During (after) training, the following information will be stored:

|PatchCore model (if --save_patchcore_model is set)
|-- models
|-----|----- mvtec_bottle
|-----|-----------|------- nnscorer_search_index.faiss
|-----|-----------|------- patchcore_params.pkl
|-----|----- mvtec_cable
|-----|----- ...
|-- results.csv # Contains performance for each subdataset.

|Sample_segmentations (if --save_segmentation_images is set)

In addition to the main training process, we have also included Weights-&-Biases logging, which allows you to log all training & test performances online to Weights-and-Biases servers (https://wandb.ai). To use that, include the --log_online flag and provide your W&B key in run_patchcore.py > --log_wandb_key.

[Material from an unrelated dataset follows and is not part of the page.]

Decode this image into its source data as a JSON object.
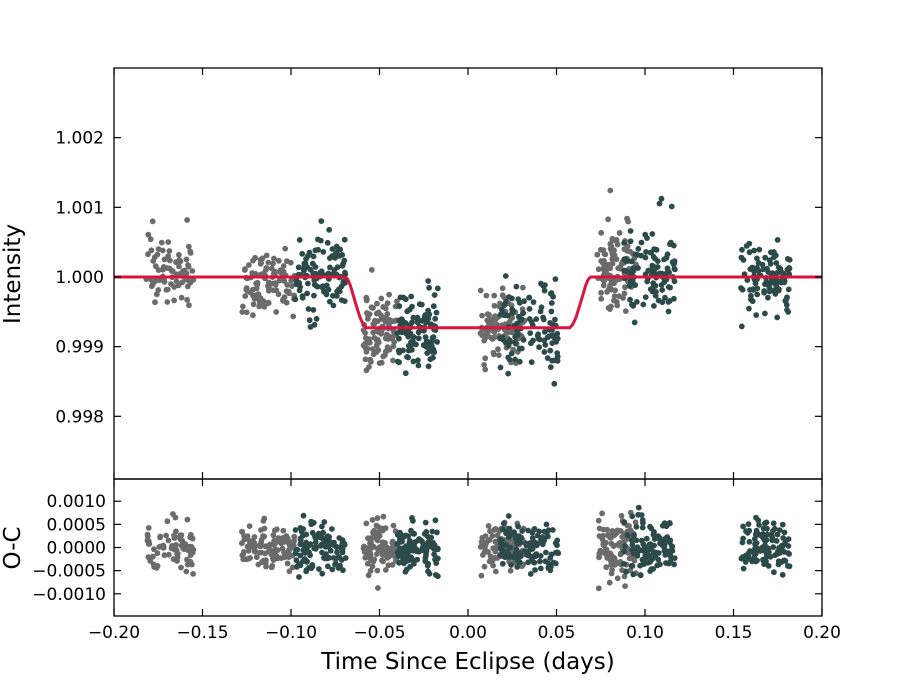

Finally, due to the effectiveness and efficiency of PatchCore, we also incorporate the option to use an ensemble of backbone networks and network featuremaps. For this, provide the list of backbones to use (as listed in /src/anomaly_detection/backbones.py) with -b <backbone and, given their ordering, denote the layers to extract with -le idx.<layer_name>. An example with three different backbones would look something like

python bin/run_patchcore.py --gpu <gpu_id> --seed <seed> --save_patchcore_model --log_group <log_name> --log_online --log_project <log_project> results \

patch_core -b wideresnet101 -b resnext101 -b densenet201 -le 0.layer2 -le 0.layer3 -le 1.layer2 -le 1.layer3 -le 2.features.denseblock2 -le 2.features.denseblock3 --faiss_on_gpu \

--pretrain_embed_dimension 1024  --target_embed_dimension 384 --anomaly_scorer_num_nn 1 --patchsize 3 sampler -p 0.01 approx_greedy_coreset dataset --resize 256 --imagesize 224 "${dataset_flags[@]}" mvtec $datapath

When using --save_patchcore_model, in the case of ensembles, a respective ensemble of PatchCore parameters is stored.

Evaluating a pretrained PatchCore model

To evaluate a/our pretrained PatchCore model(s), run

python bin/load_and_evaluate_patchcore.py --gpu <gpu_id> --seed <seed> $savefolder \
patch_core_loader "${model_flags[@]}" --faiss_on_gpu \
dataset --resize 366 --imagesize 320 "${dataset_flags[@]}" mvtec $datapath

assuming your pretrained model locations to be contained in model_flags; one for each subdataset in dataset_flags. Results will then be stored in savefolder. Example model & dataset flags:

model_flags=('-p', 'path_to_mvtec_bottle_patchcore_model', '-p', 'path_to_mvtec_cable_patchcore_model', ...)
dataset_flags=('-d', 'bottle', '-d', 'cable', ...)

Expected performance of pretrained models

While there may be minor changes in performance due to software & hardware differences, the provided pretrained models should achieve the performances provided in their respective results.csv-files. The mean performance (particularly for the baseline WR50 as well as the larger Ensemble model) should look something like:

Model	Mean AUROC	Mean Seg. AUROC	Mean PRO
WR50-baseline	99.2%	98.1%	94.4%
Ensemble	99.6%	98.2%	94.9%

Citing

If you use the code in this repository, please cite

@misc{roth2021total,
      title={Towards Total Recall in Industrial Anomaly Detection},
      author={Karsten Roth and Latha Pemula and Joaquin Zepeda and Bernhard Schölkopf and Thomas Brox and Peter Gehler},
      year={2021},
      eprint={2106.08265},
      archivePrefix={arXiv},
      primaryClass={cs.CV}
}

Security

See CONTRIBUTING for more information.

License

This project is licensed under the Apache-2.0 License.